Deze handel in lege verlies-bv’s is tegenwoordig aan banden gelegd. Fiscaal compensabele verliezen van een lege verlies-bv zijn niet langer te gebruiken na een aandeelhouderswisseling. Dit geldt echter niet in de situatie waarin de werkzaamheden van de verlies-bv voor een substantieel deel worden voortgezet. De fiscaal compensabele verliezen blijven in dat geval gewoon beschikbaar voor verrekening met toekomstige winsten. Betekent dit nu dat bij de overname van aandelen in een vastgoedvennootschap, bijvoorbeeld in het kader van een herfinancieringsoperatie, de verliezen beschikbaar blijven voor verrekening met toekomstige winsten? Dat is helaas niet het geval.
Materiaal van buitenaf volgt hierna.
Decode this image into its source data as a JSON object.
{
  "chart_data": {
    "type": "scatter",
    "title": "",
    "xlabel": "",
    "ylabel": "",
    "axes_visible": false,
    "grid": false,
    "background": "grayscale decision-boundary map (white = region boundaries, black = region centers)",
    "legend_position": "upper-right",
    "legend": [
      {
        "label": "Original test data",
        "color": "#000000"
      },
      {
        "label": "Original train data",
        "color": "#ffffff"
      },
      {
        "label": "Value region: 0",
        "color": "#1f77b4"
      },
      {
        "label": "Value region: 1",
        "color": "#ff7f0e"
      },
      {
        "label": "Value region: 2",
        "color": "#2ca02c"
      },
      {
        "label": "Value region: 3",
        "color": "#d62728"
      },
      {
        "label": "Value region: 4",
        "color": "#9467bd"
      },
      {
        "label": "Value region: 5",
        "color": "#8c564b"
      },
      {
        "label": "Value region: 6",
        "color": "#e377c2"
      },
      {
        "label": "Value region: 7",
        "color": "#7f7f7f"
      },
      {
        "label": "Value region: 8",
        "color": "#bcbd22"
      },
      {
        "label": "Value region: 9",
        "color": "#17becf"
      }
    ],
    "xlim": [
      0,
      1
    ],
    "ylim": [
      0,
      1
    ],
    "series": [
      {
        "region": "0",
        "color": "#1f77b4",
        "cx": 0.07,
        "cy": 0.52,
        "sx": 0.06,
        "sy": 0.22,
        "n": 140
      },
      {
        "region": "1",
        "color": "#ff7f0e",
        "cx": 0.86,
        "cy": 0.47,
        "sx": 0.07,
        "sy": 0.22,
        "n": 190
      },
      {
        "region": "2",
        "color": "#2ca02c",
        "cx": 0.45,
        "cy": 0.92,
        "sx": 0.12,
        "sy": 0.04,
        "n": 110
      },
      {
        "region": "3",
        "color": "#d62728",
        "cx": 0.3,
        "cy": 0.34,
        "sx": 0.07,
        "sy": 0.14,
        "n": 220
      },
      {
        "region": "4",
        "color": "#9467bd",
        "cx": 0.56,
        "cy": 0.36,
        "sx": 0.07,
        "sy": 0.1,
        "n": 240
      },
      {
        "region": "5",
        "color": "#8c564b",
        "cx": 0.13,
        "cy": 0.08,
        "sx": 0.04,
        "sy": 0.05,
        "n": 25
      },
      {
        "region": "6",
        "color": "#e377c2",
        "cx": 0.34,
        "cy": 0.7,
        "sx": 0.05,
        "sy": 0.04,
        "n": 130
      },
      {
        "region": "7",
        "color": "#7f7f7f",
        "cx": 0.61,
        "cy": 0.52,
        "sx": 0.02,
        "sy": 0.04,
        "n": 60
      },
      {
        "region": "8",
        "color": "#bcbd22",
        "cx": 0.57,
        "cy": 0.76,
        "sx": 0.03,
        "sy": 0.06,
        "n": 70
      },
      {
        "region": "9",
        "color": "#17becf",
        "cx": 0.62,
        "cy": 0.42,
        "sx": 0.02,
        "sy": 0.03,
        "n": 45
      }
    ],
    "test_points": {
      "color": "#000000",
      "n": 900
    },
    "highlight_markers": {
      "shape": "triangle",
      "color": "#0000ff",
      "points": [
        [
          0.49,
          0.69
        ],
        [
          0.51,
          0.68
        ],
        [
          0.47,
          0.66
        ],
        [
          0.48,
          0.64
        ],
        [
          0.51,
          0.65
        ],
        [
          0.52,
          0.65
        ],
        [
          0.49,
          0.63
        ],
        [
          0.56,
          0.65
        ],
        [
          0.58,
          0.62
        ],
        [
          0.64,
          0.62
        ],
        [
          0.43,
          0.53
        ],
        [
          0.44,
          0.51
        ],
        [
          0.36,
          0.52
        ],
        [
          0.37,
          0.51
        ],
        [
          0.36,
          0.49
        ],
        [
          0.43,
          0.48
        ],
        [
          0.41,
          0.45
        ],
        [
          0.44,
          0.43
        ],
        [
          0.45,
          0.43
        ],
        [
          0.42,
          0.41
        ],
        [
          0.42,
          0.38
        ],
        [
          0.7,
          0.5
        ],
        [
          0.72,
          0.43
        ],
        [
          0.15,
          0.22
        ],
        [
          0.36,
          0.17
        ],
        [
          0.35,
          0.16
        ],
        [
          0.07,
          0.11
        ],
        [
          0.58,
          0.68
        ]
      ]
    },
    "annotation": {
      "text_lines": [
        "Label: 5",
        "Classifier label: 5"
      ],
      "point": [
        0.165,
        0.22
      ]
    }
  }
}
Het moet namelijk gaan om de voortzetting van ondernemingsactiviteiten en zoals ik hiervoor al aangaf wordt de verhuur van vastgoed niet als een ondernemingsactiviteit gezien. Een vastgoedvennootschap die in zwaar weer verkeert en in het kader van een herfinancieringsoperatie nieuw kapitaal wil aantrekken loopt dus een groot risico om zijn fiscaal compensabele verliezen kwijtraken als er even niet goed wordt opgelet. Deze regeling is maar een van de vele voorbeelden waarin investeerders in vastgoed fiscaal minder gunstig worden behandeld dan ‘echte’ ondernemers.

Allerminst een belastingparadijs

Kortom, voor de vastgoedmarkt is er allerminst sprake van een belastingparadijs. Betekent dit nu dat de discussie over belastingparadijzerij voor de vastgoedmarkt niet relevant is? Zo op het eerste gezicht niet, maar misschien zou het voor de vastgoedmarkt eigenlijk best een goede ontwikkeling kunnen zijn als er iets wordt gedaan aan die vermaledijde brievenbusfirma’s. Het is dan wel zaak dat onze staatssecretaris van Financiën Frans Weekers dit op een handige manier aanpakt. Want laten we eens even goed kijken naar de omschrijving die zijn ministerie geeft aan een brievenbusfirma:

Populair begrip voor vennootschappen die met vele op één adres zijn gevestigd en/of waarbij het bestuur van veel vennootschappen bij één natuurlijk persoon of rechtspersoon berust.”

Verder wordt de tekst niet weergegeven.